As in other fractious partnerships, however, an external peril has illuminated disparities between these two partners' respective powers and principles. At both of his press conferences, Cuomo gave long, rambling soliloquies about family that showed him clearly shaken by the challenges of restricting social interaction and of finding thousands of new hospital beds and ventilators. He may have been driven by conscience as well as political calculation to "shelter in place" with Trump, almost as decisively as fervent anti-Communists were driven to forge solidarity with "Uncle Joe" Stalin during World War II, when the Soviets mobilized resources and the Red Army to open a crushing Eastern front against the fascist plague.
Never mind that as recently as this month, Cuomo accused the Trump administration of "bad government and poor planning" that would "increase the fear" of the virus. Or that Cuomo won re-election as governor in 2018 while denouncing Trump, at one time asserting that leaders of the National Rifle Association "control the president … but they don't control me." Summoning his trademark "thug lite" manner in making that charge, Cuomo added, "You try to bully us in New York, we put our finger in your chest, and we push you back, and that's what we're going to do with the NRA." And with Trump? There was no mistaking Cuomo's meaning.
That was before Trump, whose bureaucratic sadism cost countless lives in Puerto Rico in the wake of Hurricane Maria and who has never made a secret of his contempt for Cuomo, tweeted early on Tuesday, "Andrew, keep politics out of it" [meaning the coronavirus crisis]. Trump had good reason to sound relatively temperate this time. To fight the virus effectively, he needs to be presidential, not vengeful. As badly as Cuomo needs federal help, Trump needs New York's lockstep "cooperation" to minimize the real damage and its potential political cost only eight months before what he hopes will be his re-election.
After Trump's Tuesday morning tweet, a phone conversation between the con man and the street detective ensued. Although no slouch at "thug lite" himself, Trump is also a master of subtler, more sinuous threats, and while we can only speculate about what was said on the phone, Cuomo told reporters a few hours later that the president "is ready, willing, and able to help. He is 100% sincere in saying that he wanted to work together in partnership…. His team has been on it…. So this hypersensitivity about politics and reading every comment and wanting to pit one against the other, there is no time for this. The president is doing the right thing…. And I appreciate it. New York will do the right thing in return."
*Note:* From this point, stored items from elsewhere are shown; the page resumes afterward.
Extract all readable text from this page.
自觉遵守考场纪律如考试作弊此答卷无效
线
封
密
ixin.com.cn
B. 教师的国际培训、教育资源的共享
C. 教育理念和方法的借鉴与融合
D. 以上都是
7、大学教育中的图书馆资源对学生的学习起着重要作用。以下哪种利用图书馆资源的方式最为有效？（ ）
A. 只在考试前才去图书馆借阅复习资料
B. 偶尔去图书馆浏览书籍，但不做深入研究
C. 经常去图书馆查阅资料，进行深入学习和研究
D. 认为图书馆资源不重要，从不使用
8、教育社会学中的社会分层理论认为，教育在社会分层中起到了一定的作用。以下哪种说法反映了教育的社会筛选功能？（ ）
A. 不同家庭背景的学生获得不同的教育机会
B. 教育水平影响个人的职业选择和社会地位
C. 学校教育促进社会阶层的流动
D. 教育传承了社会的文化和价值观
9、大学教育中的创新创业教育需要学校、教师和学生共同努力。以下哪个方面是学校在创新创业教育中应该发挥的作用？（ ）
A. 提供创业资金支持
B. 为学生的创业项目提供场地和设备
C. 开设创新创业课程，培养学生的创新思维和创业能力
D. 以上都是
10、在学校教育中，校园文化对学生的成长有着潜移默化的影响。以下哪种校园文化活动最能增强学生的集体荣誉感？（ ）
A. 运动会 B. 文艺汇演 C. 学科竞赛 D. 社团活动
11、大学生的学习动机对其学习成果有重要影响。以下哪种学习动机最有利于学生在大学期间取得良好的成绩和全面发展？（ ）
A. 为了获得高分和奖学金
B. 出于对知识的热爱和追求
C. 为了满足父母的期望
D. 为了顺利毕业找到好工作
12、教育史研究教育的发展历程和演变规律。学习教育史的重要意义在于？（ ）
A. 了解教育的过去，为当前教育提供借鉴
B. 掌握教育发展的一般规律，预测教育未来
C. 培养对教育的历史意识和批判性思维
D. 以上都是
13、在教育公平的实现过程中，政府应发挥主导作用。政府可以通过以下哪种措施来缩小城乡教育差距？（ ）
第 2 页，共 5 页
At his own press conference later that day, Trump said that "with respect to Governor Cuomo, we had a great talk this morning. We're both doing a really good job and we're coordinating it and we agree that different states need different things and we agree on that 100 percent…. I think we're right down the same track and it's going to be very successful…. New York has a pretty big problem, I guess it would be the No. 1 hotspot."
Sure enough, resources that Cuomo had requested from the federal government began to flow. Still, listening to Trump praise Cuomo, I couldn't help but think of the Teamsters Union banquet scene in Martin Scorsese's "The Irishman," where mob thugs within the union have found tactical reasons to present an award and fulsome praise to union officer Frank Sheeran (Robert De Niro), whom they'd really like to kill for failing to do their bidding.
Unfortunately, Trump's presidency is neither a movie nor "The Apprentice." And, right now, thousands of lives are at stake. Watching Queens politics playing out in this crisis, I can only hope that tough-guy Cuomo has given an encouraging new twist to the late Queens congresswoman and vice-presidential candidate Geraldine Ferraro's campaign slogan in her 1978 bid for Congress: "Finally, a tough Democrat." This rivalry isn't over, any more than anti-Communists' rivalry with Stalin was over when the two defeated Nazism in 1945.